Houston, Part 2: Haptics with Dr. E.

Throwing back to my visit to Houston in September. I decided to go to the ol’ hometown when I did based partly on AIGA Houston‘s Design Week. A friend works with Plus Pool and mentioned that her colleagues would be there for a talk. The +Pool panel was late in the week but I had to return to Waco for the Arts Fest that I’d been helping with. So I went for a Monday night talk with designer Lana Rigsby and neuroscientist Dr. David Eagleman. I arrived at the Rice Media Center, after a wonderful and gossip-filled dinner with a college friend, not knowing what to expect.
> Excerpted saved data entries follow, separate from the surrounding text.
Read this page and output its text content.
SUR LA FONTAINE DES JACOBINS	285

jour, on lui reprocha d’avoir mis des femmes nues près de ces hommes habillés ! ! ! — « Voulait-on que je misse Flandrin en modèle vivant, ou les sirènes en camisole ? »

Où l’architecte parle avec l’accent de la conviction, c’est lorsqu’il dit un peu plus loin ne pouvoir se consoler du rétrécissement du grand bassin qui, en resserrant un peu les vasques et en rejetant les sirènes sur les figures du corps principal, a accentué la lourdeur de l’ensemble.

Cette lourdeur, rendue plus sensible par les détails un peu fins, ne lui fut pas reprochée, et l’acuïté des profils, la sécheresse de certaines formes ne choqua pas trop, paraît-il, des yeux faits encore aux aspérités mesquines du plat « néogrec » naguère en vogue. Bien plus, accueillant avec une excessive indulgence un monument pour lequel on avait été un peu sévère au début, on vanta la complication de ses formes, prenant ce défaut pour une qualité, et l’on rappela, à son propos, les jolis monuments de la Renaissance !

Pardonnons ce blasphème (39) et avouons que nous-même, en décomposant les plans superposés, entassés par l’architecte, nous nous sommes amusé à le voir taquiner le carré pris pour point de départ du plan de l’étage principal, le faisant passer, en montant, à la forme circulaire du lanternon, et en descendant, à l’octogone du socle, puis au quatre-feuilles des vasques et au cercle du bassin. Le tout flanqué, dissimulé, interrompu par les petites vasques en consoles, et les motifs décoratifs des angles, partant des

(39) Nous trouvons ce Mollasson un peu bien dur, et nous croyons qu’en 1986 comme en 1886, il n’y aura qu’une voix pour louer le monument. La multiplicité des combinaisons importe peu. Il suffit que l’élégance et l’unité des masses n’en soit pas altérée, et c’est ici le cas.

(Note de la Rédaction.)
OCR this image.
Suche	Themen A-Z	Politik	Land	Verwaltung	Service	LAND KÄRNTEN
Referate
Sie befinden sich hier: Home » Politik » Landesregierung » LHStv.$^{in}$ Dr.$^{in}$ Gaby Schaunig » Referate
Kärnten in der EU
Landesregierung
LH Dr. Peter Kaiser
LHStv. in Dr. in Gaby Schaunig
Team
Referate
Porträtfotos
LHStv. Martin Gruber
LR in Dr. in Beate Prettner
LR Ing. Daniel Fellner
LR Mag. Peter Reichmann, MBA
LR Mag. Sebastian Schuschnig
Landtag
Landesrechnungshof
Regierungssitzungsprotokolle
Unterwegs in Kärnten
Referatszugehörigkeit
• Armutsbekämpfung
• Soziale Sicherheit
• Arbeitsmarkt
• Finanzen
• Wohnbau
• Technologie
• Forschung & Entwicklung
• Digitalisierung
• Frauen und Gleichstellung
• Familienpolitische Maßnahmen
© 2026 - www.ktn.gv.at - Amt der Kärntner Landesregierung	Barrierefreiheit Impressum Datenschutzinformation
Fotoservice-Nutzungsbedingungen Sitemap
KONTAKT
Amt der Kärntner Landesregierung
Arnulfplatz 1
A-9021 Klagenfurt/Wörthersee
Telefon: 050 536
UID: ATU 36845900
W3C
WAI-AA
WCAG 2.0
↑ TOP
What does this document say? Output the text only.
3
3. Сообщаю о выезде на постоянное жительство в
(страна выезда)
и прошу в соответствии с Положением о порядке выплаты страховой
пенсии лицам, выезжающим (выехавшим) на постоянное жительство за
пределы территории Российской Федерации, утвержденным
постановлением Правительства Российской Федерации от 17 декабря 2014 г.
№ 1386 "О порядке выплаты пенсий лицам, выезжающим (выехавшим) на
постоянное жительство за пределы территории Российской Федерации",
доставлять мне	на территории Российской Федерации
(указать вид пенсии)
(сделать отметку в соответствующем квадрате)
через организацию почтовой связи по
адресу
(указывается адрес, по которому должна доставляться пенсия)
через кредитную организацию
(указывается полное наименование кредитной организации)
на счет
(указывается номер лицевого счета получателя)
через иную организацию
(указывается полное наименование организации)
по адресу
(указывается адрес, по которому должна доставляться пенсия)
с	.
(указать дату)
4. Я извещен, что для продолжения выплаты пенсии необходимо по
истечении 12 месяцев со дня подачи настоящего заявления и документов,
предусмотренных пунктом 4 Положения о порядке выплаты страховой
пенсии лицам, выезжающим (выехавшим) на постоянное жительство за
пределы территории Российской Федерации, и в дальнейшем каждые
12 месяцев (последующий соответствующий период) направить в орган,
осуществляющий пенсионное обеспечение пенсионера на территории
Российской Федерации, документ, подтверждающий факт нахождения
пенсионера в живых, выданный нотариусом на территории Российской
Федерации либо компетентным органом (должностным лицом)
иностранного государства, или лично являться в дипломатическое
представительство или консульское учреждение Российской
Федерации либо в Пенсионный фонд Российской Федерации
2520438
What I found was: Haptics, aka touch, geared toward the designing audience. I am not “a designer” the way most people there were, but I have done some graphic design and most certainly appreciate good design (aka don’t get me started on bad industrial design, especially WRT sinks in museums and restaurants). Great content, from Dr. Eagleman especially. I was a little disappointed that each person had a part and they didn’t have any conversation between them. Rigsby essentially introduced a the story of publication collaboration with Eagleman (A Communicators Guide to the Neuroscience of Touch, copies were distributed of at the end of the program) and let him have the floor. He is an engaging and handsome speaker, who clearly knows his stuff. The talk was about a month before his new PBS show about the brain premiered but if you’re watched it, you probably know what I’m talking about.

Below are some scarcely edited notes and thoughts.

The big question for the book that Rigsby Hull and Eagleman made together: How do media shape messages?

Context: Skin is the largest organ in the body. Your finger can feel something that is a mere 75 nanometers wide, or 1/1000th of a human hair. According to Dr. E, “Our hands are some of the most metabolically expensive parts of the body.” Touch, playing, tickling, wrestling and cuddling are important parts of children’s development.

Embodied Cognition – our bodies take messages to our brains and the messages are certainly shaped by our bodies. It is easy to chalk all thought up to the brain, but what would our brains be if it weren’t for our bodies to hold them and feed them (food/energy and information).

Consider “Social Emotion” for example. Emotions that require other people in some way; like embarrassment, pride, envy, empathy. What would our lives, our thoughts, be like were it not for these emotions?

Haptic words- heavy, warm, soft (less capable), hard (unyielding but stable)

A study by Kraus, Huang, & Keltner released in 2010 looked at which NBA teams touched each other more in the 2008-09 season. They found that the touch-y teams did better as a team over the course of the season. I suspect they get into this in the study, but I’d think that teammates tend to touch each other more when they’re doing well. So which came first, the chicken or the egg? Are they touchy because they’re doing well or are they doing well because they’re touchy?

“Seeing is believing but touch is the truth.” Thomas Fuller Gnomologia

Touch with regard to decision making: when shopping, consider the “endowment effect” and its mate “loss aversion.” You are more likely to buy something if you’ve touched it than if you haven’t. Once you have touched something, you have a harder time losing it, even if it was not really ever yours. Extrapolated in my mind to “If you’re broke, don’t shop and if you have to shop, don’t touch anything!”

According to one study (that Eagleman didn’t do himself and whose details I neglected to write down): all things being equal, you will judge someone more warmly if you’re holding a warm drink rather than a cold one – including your own family members. (Note to self, how best to encourage interviewers to drink warm coffee or tea when I’m there with them?)

A study by Davenport & Eagleman found that when the same information is presented on 3 media (tablet; thin, uncoated paper; thick, coated paper) people have a more favorable opinion of the info presented on the nice paper, and have a better recall of the information later.

One big connection for me with this topic is how much I want to touch art sometimes, though it’s generally not allowed in museums and galleries. if an artist really wanted people to connect to their work, they might consider letting the public truly connect with the work. See “Please Touch the Art.” and others, I’m none that I know of quite so up front about it as Jeppe Hein with that title.